After days of now it is releasing, now it is not and now it is, The Interview will finally hit the theatres on Christmas. This Seth Rogen, James Franco film joins the list of highly controversial films which Hollywood has produced. Here's looking at films which led to protests, riots and attacks.
Birth of Nation (1915)
A groundbreaking film for its technical advances, the film was a vehicle for Klu Klux Klan for propagating its agenda. The film showed blacks as unintelligible monsters and whites as heros who drive them away. Riots broke out after the film was screened and it was banned in many cities. The film also led to a rise in Klan membership.
The Great Dictator (1940)
Charlie Chaplin took on Adolf Hitler in this film which went on to become a classic. Released before America entered the World War II, it caused a lot of concern in Europe. Upon its release, the film was banned in many parts of Europe.
The Last Temptation of Christ (1988)
In this Martin Scorsese's interpretation of the film, Christ was seen consummating his marriage to Mary Magdalene. The films aim was to show the human side of Christ. While many theatre chains refused to screen the film, protests were held by fundamentalist Christian groups. Things came to a head when a theatre was firebombed in Paris, injuring 13. In other cases, activists clubbed moviegoers and ttacked them with teargas.
Team America: World Police (2004)
This film depicted North Korean leader Kim Jong il as the main villain who is intent on world destruction. He is finally revealed to be an alien cockroach who is targeted by an American anti-terror force with rather unconventional methods. This 2004 action comedy was performed by puppets and was also in the crosshairs for graphic scenes of marionette sex. However, the film's release went on without any controversy.

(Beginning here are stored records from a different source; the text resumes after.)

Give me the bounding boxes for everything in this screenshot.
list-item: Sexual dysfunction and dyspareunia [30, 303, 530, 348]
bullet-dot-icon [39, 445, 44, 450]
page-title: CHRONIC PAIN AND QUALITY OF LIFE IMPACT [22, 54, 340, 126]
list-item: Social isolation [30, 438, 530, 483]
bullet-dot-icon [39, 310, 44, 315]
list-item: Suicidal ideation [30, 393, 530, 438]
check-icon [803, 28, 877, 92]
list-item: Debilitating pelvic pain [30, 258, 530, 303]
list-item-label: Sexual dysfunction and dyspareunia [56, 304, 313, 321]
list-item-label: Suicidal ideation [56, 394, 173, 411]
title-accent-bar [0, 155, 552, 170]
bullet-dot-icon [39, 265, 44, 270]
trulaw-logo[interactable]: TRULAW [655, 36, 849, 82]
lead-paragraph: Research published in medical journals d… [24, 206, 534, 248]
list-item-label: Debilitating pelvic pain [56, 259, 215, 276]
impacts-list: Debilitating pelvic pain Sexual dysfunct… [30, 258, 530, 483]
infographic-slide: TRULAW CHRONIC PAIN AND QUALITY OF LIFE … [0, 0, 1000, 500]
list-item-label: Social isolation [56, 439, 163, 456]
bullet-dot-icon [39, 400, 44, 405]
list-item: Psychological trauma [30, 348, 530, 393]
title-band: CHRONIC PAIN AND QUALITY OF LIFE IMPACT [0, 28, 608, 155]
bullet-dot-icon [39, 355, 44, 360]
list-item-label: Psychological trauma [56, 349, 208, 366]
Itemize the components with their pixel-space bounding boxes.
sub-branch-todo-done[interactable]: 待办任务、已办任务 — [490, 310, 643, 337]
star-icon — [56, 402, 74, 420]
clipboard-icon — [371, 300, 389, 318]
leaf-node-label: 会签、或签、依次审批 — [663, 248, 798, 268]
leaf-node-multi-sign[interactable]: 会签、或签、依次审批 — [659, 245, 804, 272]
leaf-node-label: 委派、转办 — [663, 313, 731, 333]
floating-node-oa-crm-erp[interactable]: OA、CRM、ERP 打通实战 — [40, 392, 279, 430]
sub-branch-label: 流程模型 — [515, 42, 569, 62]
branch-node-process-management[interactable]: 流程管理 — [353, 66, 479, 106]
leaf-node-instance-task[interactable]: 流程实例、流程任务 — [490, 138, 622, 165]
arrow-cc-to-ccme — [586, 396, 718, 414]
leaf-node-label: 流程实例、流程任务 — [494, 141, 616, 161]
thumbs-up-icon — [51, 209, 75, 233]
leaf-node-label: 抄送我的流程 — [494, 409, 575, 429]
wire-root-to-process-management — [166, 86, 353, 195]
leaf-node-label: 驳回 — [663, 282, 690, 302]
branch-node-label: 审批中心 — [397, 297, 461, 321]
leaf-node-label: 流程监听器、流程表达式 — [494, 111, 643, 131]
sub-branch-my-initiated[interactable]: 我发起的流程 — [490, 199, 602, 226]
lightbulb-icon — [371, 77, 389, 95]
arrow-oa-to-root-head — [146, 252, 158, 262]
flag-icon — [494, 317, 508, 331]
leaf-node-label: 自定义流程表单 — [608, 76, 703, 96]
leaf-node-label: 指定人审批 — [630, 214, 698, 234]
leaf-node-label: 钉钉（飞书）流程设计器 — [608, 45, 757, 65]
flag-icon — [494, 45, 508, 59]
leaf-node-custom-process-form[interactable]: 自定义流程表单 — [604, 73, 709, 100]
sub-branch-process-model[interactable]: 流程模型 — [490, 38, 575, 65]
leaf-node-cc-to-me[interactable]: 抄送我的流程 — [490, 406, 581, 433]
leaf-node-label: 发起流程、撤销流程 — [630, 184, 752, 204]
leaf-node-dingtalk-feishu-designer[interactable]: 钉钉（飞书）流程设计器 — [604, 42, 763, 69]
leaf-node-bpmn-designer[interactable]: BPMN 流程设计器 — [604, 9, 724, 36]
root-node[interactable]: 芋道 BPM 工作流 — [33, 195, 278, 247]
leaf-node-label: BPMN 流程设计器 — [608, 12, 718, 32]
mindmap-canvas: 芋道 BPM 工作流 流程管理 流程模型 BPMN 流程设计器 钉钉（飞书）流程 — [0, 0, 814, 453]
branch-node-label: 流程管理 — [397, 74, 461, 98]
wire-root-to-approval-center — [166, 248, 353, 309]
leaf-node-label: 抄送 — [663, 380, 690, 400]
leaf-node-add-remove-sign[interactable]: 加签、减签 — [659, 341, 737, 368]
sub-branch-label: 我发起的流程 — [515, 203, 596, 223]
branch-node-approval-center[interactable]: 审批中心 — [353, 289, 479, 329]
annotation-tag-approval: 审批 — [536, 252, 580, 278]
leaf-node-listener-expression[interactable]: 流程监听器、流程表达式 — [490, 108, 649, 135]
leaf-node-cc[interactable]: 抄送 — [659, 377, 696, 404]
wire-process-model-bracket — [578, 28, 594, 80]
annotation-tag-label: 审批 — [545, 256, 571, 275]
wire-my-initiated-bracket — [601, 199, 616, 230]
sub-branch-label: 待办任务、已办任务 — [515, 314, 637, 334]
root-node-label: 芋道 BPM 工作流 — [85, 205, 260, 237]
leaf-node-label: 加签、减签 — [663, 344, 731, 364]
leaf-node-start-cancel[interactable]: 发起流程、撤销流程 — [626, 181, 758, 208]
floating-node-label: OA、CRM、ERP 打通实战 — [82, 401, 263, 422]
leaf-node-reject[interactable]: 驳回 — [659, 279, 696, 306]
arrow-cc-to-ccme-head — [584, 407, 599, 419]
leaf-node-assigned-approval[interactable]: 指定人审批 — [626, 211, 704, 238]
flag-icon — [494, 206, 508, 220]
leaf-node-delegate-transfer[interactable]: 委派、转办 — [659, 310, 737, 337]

The Passion of the Christ (2004)
Director Mel Gibson's take on Jesus was supported widely by Christians but was widely considered to be anti-Semitic in nature. Certain groups demonstrated against the film but it went on to become a blockbuster, arguably because of promotional assistance from evangelical groups.
The Da Vinci Code (2006)
The controversies that plagued Dan Brown's book did not leave Ron Howard's film alone either. Catholic Church groups demanded that a disclaimer be put before the film that it was a work of fiction. When Howard refused to oblige, he was threatened with legal action.